New York’s MTA is putting in the devices as part of a pilot program to test smart cards — computer-chip embedded fare cards à la London’s Oyster card. Because those cards need a modem, the buses’ whereabouts are tracked — and that information can be disseminated to riders.

The smart card pilot launched in June on eight Manhattan and Bronx bus lines. Riders tap their fare cards instead of swiping them. Later this year, the MTA will begin taking the data from one of those routes and send it back to riders that request it, via text messages or the web browser on their cell phones.

“If we are successful in implementing this program we will drastically reduce the cost and time needed to track our 6000-bus fleet,” MTA spokesman Kevin Ortiz said.

The MTA last year began going down a different, more traditional path. The authority installed digital countdown clocks at eight bus shelters along 34th Street in Manhattan that told riders how long it would be until the next bus arrived. But Ortiz says that outfitting all lines throughout the city with those clocks would cost $140 million and take at least five years—assuming the authority could come up with that amount of money by then, given its budget crisis.

One drawback: the new approach will only tell riders where the bus is, in terms of distance or number of bus stops, but not when the bus will arrive. Ortiz says the MTA will open up its data so that software developers in the private sector can create smart phone apps.

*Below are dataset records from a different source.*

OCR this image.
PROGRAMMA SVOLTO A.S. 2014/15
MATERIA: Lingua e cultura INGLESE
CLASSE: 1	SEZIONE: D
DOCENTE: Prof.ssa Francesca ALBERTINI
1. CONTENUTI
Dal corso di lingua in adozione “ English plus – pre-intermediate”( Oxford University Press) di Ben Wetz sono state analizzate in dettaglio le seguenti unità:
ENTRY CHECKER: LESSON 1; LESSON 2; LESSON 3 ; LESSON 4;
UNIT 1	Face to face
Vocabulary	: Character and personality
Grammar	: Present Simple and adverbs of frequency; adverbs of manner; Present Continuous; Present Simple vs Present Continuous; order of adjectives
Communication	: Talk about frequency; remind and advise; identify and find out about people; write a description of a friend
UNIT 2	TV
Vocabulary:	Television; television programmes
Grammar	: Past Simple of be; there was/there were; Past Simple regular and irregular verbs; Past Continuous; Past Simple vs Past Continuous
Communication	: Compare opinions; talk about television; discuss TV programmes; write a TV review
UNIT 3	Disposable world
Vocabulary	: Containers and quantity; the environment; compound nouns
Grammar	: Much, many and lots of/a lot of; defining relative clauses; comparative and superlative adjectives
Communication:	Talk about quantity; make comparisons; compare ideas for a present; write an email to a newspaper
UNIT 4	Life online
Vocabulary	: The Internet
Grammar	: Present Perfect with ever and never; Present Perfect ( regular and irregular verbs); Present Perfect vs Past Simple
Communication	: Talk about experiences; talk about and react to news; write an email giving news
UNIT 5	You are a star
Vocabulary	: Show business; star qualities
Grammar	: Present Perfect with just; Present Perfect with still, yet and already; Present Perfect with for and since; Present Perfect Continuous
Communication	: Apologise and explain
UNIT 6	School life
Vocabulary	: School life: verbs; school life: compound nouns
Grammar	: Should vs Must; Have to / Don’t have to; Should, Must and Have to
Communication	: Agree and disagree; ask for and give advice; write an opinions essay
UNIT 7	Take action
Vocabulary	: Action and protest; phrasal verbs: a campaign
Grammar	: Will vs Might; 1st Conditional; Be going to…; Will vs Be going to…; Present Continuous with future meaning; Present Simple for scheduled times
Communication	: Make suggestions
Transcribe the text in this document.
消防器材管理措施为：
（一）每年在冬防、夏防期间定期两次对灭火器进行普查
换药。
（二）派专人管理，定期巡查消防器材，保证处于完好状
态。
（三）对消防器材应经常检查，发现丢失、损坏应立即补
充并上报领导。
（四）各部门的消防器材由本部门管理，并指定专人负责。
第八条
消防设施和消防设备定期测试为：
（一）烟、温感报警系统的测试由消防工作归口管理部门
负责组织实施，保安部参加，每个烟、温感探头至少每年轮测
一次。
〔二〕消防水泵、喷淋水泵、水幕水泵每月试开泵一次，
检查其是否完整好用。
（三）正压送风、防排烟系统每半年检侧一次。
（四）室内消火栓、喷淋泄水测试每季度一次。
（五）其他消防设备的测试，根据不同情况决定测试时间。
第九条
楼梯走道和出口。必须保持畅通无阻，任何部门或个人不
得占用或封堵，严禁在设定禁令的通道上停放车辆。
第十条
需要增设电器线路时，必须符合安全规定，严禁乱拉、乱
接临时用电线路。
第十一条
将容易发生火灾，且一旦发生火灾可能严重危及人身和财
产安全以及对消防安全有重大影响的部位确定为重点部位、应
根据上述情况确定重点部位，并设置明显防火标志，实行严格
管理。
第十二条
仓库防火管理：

“We will welcome the efforts of developers to help develop a robust prediction system that can deal with very difficult traffic and real world conditions associated with taking a bus throughout the city,” Ortiz said. “But right now we are not going to let the difficulty of making these predictions keep us from moving forward with what we can do now.”

The authority has selected OpenPlans to develop the software for processing the GPS data under a $265,000 contract, according to MTA documents. The authority hasn’t chosen which route will test the system, but it will be one of the eight routes where the smart card pilot’s been operating (M14, M23, M79, M89, M101, M102, M103 and BxM7). The pilot will start some time later this year, Ortiz said.

OpenPlans is also the nonprofit behind the websites StreetsBlog and Gotham Schools.

OpenPlans’ business development manager, Michael Keating, says that the bus location information is deliberately low-tech. It will be provided through the web or text, rather than a smart phone app, he said, so that people with most ordinary cell phones can still benefit.